The no-fly list (which is part of a larger thing called the Terrorist Screening Database, or TSDB) is a way for the government to keep off of commercial flights those dastardly, probably foreign fiends whom the FBI’s Terrorist Screening Center (TSC) determines to be “known or suspected to be, or has been engaged in conduct constituting, in preparation for, in aid of or related to, terrorism or terrorist activities." There are a lot of these people, according to the government—as many as 21,000 in 2012, including 500 US citizens—and if you are on the list you won’t be able to fly in or out of the United States on a commercial airline.
There are all sorts of civil-liberties reasons to despise the no-fly list, the most obvious one being that there’s no way to find out if you’re on it until you’re told that you can’t fly—and even then you might be on some other kind of secret banning-you-from-travel list. If you suspect you are on the list you may not know why and you can’t find out, though it could be a case of an FBI agent checking the wrong box on a form. Your only option is to write the Department of Homeland Security to say, essentially, “I think I might be on the no-fly list. If I am, can I please not be on it anymore?” The bureaucratic terrorist-fighting wheels then turn as the government agencies that may or may not have you under surveillance confer and figure out if they have the wrong box checked somewhere. Then you’re told that your review has been completed—except you still don’t know whether you’re on the watch list. You can have a court look into the matter if you like, but even then you’ll be entirely in the dark as to what your status is.
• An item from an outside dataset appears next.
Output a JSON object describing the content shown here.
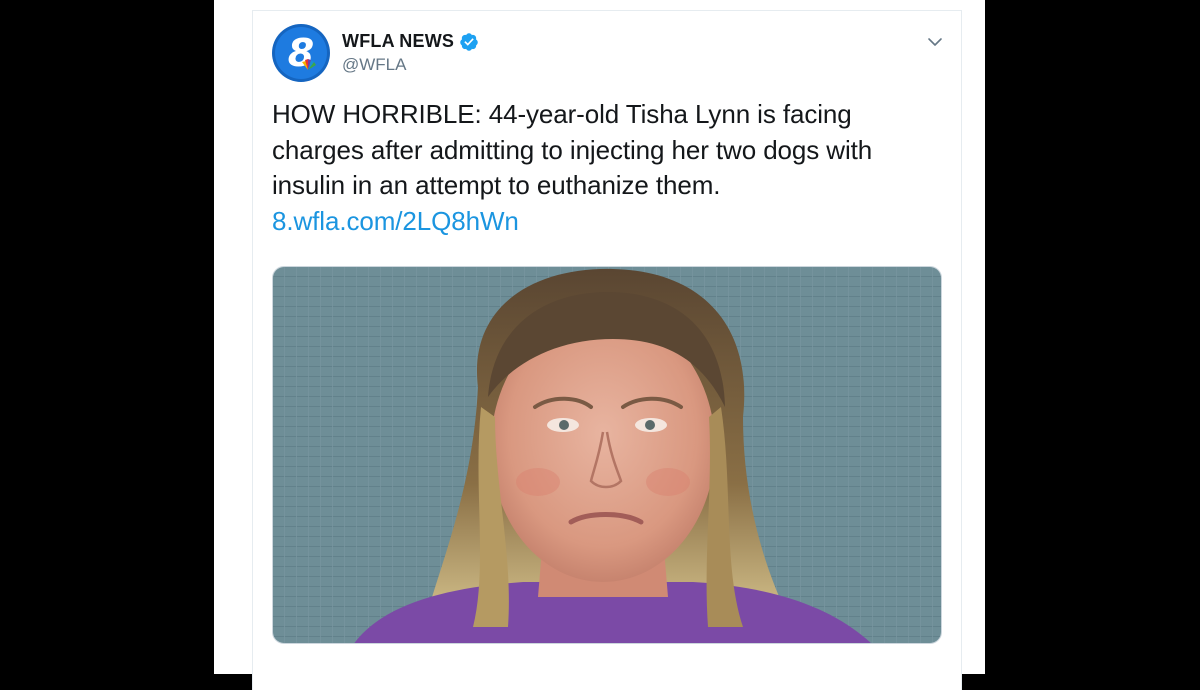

“At no point during the judicial-review process does the government provide the petitioner with confirmation as to whether the petitioner is on the No-Fly List, set out the reasons for including petitioner's name on the List, or identify any information or evidence relied on to maintain the petitioner's name on the List,” US District Judge Anna Brown noted in her ruling.
The absurdity implicit in all of this—are there really 20,000 terrorists out there so dangerous that they can’t fly on an international flight, and does every scrap of information about them have to be so closely guarded?—led the ACLU to sue the government on behalf of 13 US citizens, including four veterans, who are on the no-fly list. (Or at least they think they're on the no-fly list, since it’s usually impossible to know for sure, though some of them were told they were on the list by airline employees or the FBI.) And Brown agreed with the ACLU that the government was essentially denying the plaintiffs’ right to international travel without due process, a violation of the Fifth Amendment.
The government went into its usual routine when any of its agencies’ secretive security and surveillance practices are questioned: It claimed that a more transparent appeal process would threaten national security and force it to reveal classified information. In other words: Trust us, let us do what we want, or else the terrorists will win.
That argument works sometimes—yesterday another judge in the same courthouse ruled that it’s legal to wiretap a US citizen without a warrant in certain circumstances—but it didn’t hold up here, possibly because of the hardships suffered by the no-fly listers who sued the government. One, Steve Washburn, wasn’t allowed to return home to New Mexico from Ireland in 2010 and eventually had to fly to Mexico and cross the border to the US on foot. Another, Ibraheim Mashal, is a Marine veteran who wasn’t even allowed to board domestic flights and has missed family events and lost clients for his dog-training business as a result.
The judge noted that the government agencies involved did have a legitimate interest in defending the country from terrorism, but that has to be balanced against the rights of the people caught up in the web of the War on Terror with no way to disentangle themselves, and the plaintiffs were clearly mistreated by the system.
“Without proper notice and an opportunity to be heard, an individual could be doomed to indefinite placement on the No-Fly List,” wrote Brown.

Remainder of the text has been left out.